8.5. Staff Development
Embedding cannot be achieved by decree - policy and procedure alone will not suffice, people need embedding as well and this can involve considerable and uncomfortable cultural change...
This section looks at the area of staff development for all staff, and addresses such questions as:
How is staff development implemented in terms of addressing:
Pedagogy and use of resources
Use of technology
Management and administrative philosophy
How is staff development integrated into other practice, policy and procedure?
The most important part of the relationship between staff development and embedding is that working practice and culture can only be changed if the policies, procedures, roles and responsibilities that are in place will reinforce the impact of development on staff, in that they will practice what they have learned.
Some questions to consider:
8.5.1. Pedagogy and the Use of Resources
- Education Development
Many institutions have programmes in place for the educational development of teaching staff. Does your programme have the use of eLearning integrated into it? If so, does it address issues around pedagogy and the use of technology? Too much teaching staff development focuses on the technology rather than the issues of course design and facilitation of learning in the context of using technology.
Secondly, much of such staff development is aimed at new staff, how are the 'old lags' encouraged to be involved?
- MLE/e-learning Development
Again the question here is: Are you addressing the educational issues or merely focusing on using the technology? Whilst many institutions would argue that getting people started justifies a technology led approach, when one looks at this from an embedding point of view one should perhaps ask: 'Is there a danger of embedding weak educational practice by not including pedagogic issues in MLE focused staff development?'
- Resources and eResources
This is a major cultural challenge, particularly in HE where teaching staff often have strong views about the IPR of content and resources they have created. Asking the question 'How do you promote effective use of and management of resources?' raises additional questions:
- Does your institutional policy on Copyright and IPR address the needs of e-learning AND is it effectively disseminated to, and understood by staff?
- What staff development do you have in place for teaching on the use, reuse and repurposing of local, regional and national eResources?
- What development do you have it place to encourage staff to share, reuse and repurpose each other's materials?
- Other Staff and Pedagogy
A number of reports have indicated problems with joining up staff development of support staff with that of teaching staff, and problems with support staff having sufficient pedagogic understanding to effectively support eLearning and the use of MLEs. For example:
How are information specialist' such as librarians, integrated into staff e-learning development?

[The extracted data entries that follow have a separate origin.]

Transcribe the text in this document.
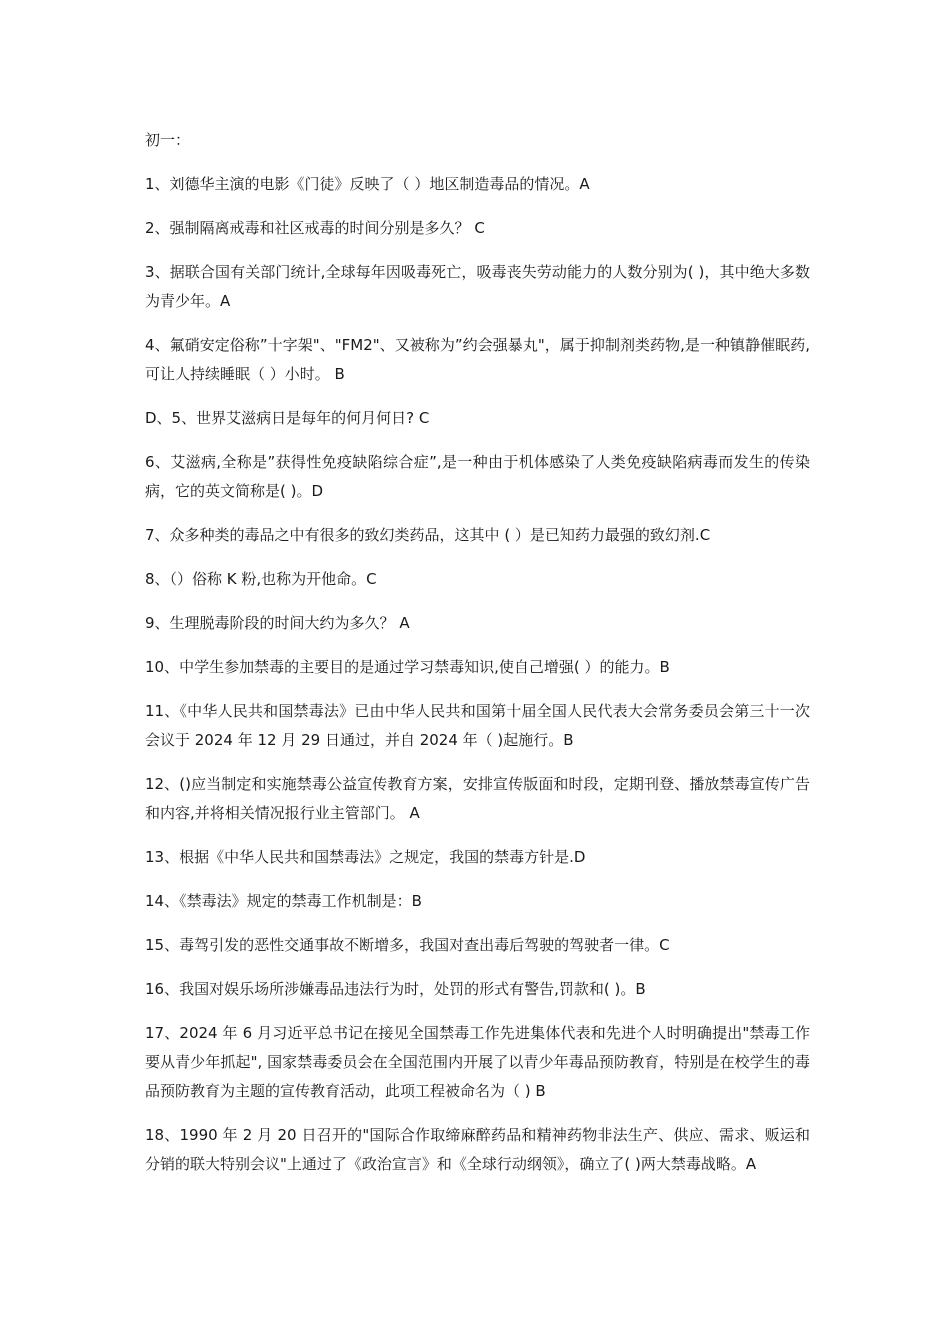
初一：

1、刘德华主演的电影《门徒》反映了（ ）地区制造毒品的情况。A

2、强制隔离戒毒和社区戒毒的时间分别是多久？ C

3、据联合国有关部门统计,全球每年因吸毒死亡，吸毒丧失劳动能力的人数分别为( )，其中绝大多数为青少年。A

4、氟硝安定俗称”十字架"、"FM2"、又被称为”约会强暴丸"，属于抑制剂类药物,是一种镇静催眠药,可让人持续睡眠（ ）小时。 B

D、5、世界艾滋病日是每年的何月何日? C

6、艾滋病,全称是”获得性免疫缺陷综合症”,是一种由于机体感染了人类免疫缺陷病毒而发生的传染病，它的英文简称是( )。D

7、众多种类的毒品之中有很多的致幻类药品，这其中 ( ）是已知药力最强的致幻剂.C

8、（）俗称 K 粉,也称为开他命。C

9、生理脱毒阶段的时间大约为多久？ A

10、中学生参加禁毒的主要目的是通过学习禁毒知识,使自己增强( ）的能力。B

11、《中华人民共和国禁毒法》已由中华人民共和国第十届全国人民代表大会常务委员会第三十一次会议于 2024 年 12 月 29 日通过，并自 2024 年（ )起施行。B

12、()应当制定和实施禁毒公益宣传教育方案，安排宣传版面和时段，定期刊登、播放禁毒宣传广告和内容,并将相关情况报行业主管部门。 A

13、根据《中华人民共和国禁毒法》之规定，我国的禁毒方针是.D

14、《禁毒法》规定的禁毒工作机制是：B

15、毒驾引发的恶性交通事故不断增多，我国对查出毒后驾驶的驾驶者一律。C

16、我国对娱乐场所涉嫌毒品违法行为时，处罚的形式有警告,罚款和( )。B

17、2024 年 6 月习近平总书记在接见全国禁毒工作先进集体代表和先进个人时明确提出"禁毒工作要从青少年抓起", 国家禁毒委员会在全国范围内开展了以青少年毒品预防教育，特别是在校学生的毒品预防教育为主题的宣传教育活动，此项工程被命名为（ ) B

18、1990 年 2 月 20 日召开的"国际合作取缔麻醉药品和精神药物非法生产、供应、需求、贩运和分销的联大特别会议"上通过了《政治宣言》和《全球行动纲领》，确立了( )两大禁毒战略。A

How are both information and IT support staff given an understanding of how the MLE is used by staff and students, both educationally and administratively?
8.5.2. Use of technology
The issue of training teaching staff on technology has been discussed above, but the issue of which technologies to train them on (or not) and the level to which to train them remains. In addition, the training of support and administrative staff also remains.
- Teaching staff
The depth to which to train teaching staff must be a function of the policies and procedures governing the use of your MLE. Most training will focus on the use of the VLE and Assessment components, but will also involve training in PDP systems and administrative systems as appropriate. There is a danger in both under and over training teaching staff in terms of the range of systems and functionality covered. You may well find that whilst it was expedient to train staff in quite few management and higher level course creation procedures during the implementation and rollout phase of your MLE, as you come to embed the MLE you wish to centralise certain responsibilities and controls. However, this can then lead to friction with teaching staff who feel that control and flexibility is being taken away from them.
(A parallel to the above is being experienced by institutions that are introducing Content Management Systems to manage their web servers, where staff resent not being able to do just what they like any more)

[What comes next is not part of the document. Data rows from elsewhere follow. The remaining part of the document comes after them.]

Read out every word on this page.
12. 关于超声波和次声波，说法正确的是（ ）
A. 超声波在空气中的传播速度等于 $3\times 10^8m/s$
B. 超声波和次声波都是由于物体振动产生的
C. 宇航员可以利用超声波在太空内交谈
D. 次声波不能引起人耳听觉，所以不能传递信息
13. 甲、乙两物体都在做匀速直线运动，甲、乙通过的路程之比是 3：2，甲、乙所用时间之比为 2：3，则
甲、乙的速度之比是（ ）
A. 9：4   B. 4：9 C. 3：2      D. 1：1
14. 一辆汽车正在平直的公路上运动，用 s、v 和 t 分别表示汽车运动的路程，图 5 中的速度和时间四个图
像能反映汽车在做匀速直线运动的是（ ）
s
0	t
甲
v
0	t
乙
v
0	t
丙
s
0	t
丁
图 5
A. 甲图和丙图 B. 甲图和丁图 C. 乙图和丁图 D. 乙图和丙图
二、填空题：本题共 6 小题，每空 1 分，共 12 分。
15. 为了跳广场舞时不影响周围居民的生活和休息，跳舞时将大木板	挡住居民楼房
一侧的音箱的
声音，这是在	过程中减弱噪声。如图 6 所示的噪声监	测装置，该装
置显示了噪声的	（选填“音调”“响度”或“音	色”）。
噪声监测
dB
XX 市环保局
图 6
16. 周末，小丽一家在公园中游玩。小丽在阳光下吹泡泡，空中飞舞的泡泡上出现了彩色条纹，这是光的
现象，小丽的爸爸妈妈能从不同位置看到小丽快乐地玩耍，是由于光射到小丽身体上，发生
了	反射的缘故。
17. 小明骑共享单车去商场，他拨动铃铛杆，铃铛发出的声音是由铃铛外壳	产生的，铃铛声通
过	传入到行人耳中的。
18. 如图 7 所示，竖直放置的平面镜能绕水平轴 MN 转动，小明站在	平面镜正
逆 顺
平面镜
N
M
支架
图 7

Nevertheless staff development of all staff should probably contain a fairly full overview of the MLE and its parts, with an emphasis on who does what and why.
- Support staff
- The main failing in the training of support staff tends to be that of concentrating on training them how to carry out the technical tasks they are required to do in support of the MLE, without giving them an understanding of how the MLE is intended to be used by others. This need is particularly true of helpdesk staff, where training often focusses on the tasks required to fix things (e.g. change account details), but lacks giving the staff the understanding of how, for example, learners use the system educationally which makes effective problem solving and communication with the client more difficult than necessary.
There is relevant discussion of staff development in the context of 'Understanding Your Organisation' in the section 'Planning, dissemination and evaluation'.
8.5.3. Management and administrative philosophy
Most of the issues above, like understanding how the MLE forms part of the learning and teaching experiences, still apply here. However the issue of understanding how the MLE fits into organisational strategy and how to build this into on-going departmental and other local operating plans is a particularly difficult area.
This is because of the circular nature of the problem - such staff have a tendency to ignore MLE issues unless they are part of their normal practice, but unless something is seen as part of normal practice, staff development in it is seen as irrelevant.
The solution is to introduce staff development alongside relevant changes in policy etc. This is where embedding MUST imply senior management commitment to real change.
Evidence and examples of how Senior Managers have been engaged in staff development for MLEs and e-learning are almost non-existent, or at best anecdotal. Given that a review of the 'DTI Microcomputers in Schools Initiative' in the Nineteen-Eighties commented that a major bar to success was the failure to address the development of School Heads, this is an area where action is needed urgently.